The nurse is conducting the admission assessment of a client who is positive for group B streptococcus (GBS). Which finding is of most concern to the nurse? -Continued bloody show -Cervical dilation of 4 cm -Contractions every 4 minutes -Spontaneous rupture of membranes 3 hours ago

spontaneous rupture of membranes 3 hours ago Rupture of the membranes before intrapartum treatment of GBS increases the chances that infection will ascend into the uterus. GBS infection is a leading cause of neonatal morbidity and mortality. Continued bloody show, cervical dilation of 4 cm, and contractions every 4 minutes are all normal findings for a client in labor.

Intravenous magnesium sulfate therapy is instituted for a client with severe preeclampsia who has a blood pressure of 170/110 mm Hg, a pulse of 108 beats/min, and a respiratory rate of 24 breaths/min. Eight hours later her blood pressure is 150/110 mm Hg, the pulse is 98 beats/min, the respiratory rate is 10 breaths/min, and the knee-jerk reflex is absent. What should the nurse do next? -Stop the infusion of magnesium sulfate and notify the primary healthcare provider. -Administer calcium gluconate, because it is an antidote to magnesium sulfate. -Continue the magnesium sulfate infusion, because the blood pressure is still high. -Check vital signs and reflexes in 1 hour and then discontinue the infusion if necessary

stop the infusion of magnesium sulfate and notify the primary HCP Near-toxic levels of magnesium sulfate are suggested by the disappearance of the knee-jerk reflex and by depressed respirations (fewer than 12 breaths/min). This is a life-threatening situation, and the primary healthcare provider must be notified immediately. Calcium gluconate may be given as an antidote, but the infusion of magnesium sulfate must be stopped first. Magnesium sulfate is not an antihypertensive. Waiting may put the client in danger of respiratory arrest; signs of toxicity require immediate intervention.

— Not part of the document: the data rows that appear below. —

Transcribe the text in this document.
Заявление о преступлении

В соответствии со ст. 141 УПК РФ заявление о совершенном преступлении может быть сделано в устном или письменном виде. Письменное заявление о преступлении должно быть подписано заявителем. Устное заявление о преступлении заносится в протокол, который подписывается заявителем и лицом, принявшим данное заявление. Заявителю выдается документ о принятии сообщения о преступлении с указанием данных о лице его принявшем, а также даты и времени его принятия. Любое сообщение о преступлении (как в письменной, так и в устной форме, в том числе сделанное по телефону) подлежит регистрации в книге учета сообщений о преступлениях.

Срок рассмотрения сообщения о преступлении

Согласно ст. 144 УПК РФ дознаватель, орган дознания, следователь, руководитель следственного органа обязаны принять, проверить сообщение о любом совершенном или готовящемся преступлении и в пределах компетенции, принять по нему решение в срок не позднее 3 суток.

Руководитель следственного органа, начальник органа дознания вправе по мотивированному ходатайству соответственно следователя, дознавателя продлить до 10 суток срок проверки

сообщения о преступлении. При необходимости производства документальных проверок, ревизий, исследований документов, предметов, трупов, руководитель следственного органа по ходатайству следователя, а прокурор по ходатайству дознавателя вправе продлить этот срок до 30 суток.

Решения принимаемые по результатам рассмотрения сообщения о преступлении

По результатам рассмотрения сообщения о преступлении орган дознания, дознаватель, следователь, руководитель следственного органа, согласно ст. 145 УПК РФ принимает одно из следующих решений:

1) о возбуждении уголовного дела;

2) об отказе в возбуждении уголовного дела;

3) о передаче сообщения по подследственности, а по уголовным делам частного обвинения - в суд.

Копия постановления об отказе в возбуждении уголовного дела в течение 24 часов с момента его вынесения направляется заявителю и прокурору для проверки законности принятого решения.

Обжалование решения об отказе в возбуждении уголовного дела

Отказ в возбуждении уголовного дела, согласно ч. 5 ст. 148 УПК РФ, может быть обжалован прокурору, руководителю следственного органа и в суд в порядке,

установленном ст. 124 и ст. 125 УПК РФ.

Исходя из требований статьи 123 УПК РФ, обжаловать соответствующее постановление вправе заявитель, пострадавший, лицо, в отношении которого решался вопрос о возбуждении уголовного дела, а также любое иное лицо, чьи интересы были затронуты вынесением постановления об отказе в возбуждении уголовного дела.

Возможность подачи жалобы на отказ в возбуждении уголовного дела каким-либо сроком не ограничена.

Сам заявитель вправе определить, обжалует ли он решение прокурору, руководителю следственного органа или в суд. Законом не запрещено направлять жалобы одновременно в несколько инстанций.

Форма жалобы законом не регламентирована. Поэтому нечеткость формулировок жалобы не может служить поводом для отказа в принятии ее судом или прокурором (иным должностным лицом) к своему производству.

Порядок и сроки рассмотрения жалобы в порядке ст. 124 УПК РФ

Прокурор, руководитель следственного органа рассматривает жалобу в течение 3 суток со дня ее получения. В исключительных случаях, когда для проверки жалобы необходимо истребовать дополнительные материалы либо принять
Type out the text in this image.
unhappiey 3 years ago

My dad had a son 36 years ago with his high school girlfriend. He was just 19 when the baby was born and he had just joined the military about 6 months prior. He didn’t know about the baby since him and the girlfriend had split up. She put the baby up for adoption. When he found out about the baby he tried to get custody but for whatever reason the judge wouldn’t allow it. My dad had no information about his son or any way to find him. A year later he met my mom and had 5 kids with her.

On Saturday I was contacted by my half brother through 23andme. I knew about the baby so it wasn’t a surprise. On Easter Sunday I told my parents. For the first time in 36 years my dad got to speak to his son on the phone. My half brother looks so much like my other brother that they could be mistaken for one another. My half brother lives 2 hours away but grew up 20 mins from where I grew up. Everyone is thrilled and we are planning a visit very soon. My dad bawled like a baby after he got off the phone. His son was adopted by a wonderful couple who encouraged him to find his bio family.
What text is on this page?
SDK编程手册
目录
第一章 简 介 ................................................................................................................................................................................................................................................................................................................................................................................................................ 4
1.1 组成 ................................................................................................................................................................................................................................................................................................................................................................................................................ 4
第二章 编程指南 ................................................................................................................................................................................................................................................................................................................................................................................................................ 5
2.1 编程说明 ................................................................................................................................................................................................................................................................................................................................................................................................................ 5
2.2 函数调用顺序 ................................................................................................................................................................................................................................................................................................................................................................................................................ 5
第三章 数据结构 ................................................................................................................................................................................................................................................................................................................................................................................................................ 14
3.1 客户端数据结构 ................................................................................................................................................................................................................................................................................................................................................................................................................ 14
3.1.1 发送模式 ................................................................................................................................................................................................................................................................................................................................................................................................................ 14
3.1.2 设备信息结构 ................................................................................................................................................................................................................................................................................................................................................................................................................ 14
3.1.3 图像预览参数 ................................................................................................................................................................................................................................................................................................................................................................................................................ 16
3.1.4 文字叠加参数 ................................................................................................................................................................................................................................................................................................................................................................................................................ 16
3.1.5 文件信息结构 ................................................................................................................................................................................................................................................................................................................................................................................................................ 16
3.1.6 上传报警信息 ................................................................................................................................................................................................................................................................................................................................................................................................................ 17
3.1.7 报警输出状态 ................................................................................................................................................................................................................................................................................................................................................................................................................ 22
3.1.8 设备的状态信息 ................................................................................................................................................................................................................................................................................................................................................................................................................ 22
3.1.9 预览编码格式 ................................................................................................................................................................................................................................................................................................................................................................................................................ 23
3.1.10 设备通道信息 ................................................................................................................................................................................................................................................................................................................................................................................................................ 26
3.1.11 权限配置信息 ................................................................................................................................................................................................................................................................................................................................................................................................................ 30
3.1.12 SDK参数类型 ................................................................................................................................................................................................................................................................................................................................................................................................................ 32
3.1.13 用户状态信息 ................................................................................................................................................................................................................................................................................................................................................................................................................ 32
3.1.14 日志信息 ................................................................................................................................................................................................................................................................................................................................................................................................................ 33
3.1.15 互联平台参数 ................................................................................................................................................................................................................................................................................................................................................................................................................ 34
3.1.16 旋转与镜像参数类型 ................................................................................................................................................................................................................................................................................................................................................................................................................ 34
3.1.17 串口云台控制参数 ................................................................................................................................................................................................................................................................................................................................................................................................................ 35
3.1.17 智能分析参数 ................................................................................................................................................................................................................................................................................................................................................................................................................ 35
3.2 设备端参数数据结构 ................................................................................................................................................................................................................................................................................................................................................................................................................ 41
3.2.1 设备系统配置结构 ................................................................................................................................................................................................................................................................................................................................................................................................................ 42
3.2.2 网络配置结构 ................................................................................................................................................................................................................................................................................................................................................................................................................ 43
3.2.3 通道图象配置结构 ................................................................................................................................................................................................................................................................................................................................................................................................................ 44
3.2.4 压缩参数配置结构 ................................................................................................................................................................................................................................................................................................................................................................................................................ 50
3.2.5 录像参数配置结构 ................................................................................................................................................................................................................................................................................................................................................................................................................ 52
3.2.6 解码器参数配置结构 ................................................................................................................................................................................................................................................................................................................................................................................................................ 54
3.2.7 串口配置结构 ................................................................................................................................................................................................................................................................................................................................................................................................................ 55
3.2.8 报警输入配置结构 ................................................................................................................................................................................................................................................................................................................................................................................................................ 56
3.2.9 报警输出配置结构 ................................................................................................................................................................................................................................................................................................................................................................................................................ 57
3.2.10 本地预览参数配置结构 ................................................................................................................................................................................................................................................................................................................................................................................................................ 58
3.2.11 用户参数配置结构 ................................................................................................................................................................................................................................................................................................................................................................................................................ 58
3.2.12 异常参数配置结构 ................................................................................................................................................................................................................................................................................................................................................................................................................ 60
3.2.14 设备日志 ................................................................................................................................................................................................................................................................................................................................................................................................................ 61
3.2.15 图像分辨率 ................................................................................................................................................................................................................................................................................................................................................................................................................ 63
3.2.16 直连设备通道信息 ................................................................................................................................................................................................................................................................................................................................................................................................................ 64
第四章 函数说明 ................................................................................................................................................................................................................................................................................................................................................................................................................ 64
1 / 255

A client whose weight was average for her height before becoming pregnant is concerned because she has gained 15 lb (6.8 kg) after only 23 weeks of pregnancy. What is the nurse's most appropriate response? -You have not gained enough weight. Can you increase your daily intake of calories? -Your weight is not a concern. I'll refer you to the dietitian, who will review your diet. -You've gained too much weight for 23 weeks' gestation. Are your rings getting tight? -Your weight is expected for someone at 23 weeks' gestation. Continue your current diet

your weight is expected for someone at 23 weeks gestation. continue your current diet. The recommended average weight gain is 2.2 to 5.5 lb (1 to 2.5 kg) during the first 12 weeks, then approximately 1 lb (0.45 kg) per week until birth; 14 to 16 lb (6.4 to 7.3 kg) is an appropriate weight gain at 23 weeks' gestation. Stating that the client has not gained enough weight is inaccurate information. Stating that the weight is not a concern dismisses the client's concern; also, the nurse is abdicating the responsibility for teaching by the referral to the dietitian. Stating that the client has gained too much weight for 23 weeks' gestation is inaccurate information that may produce anxiety. It implies that the client may have preeclampsia.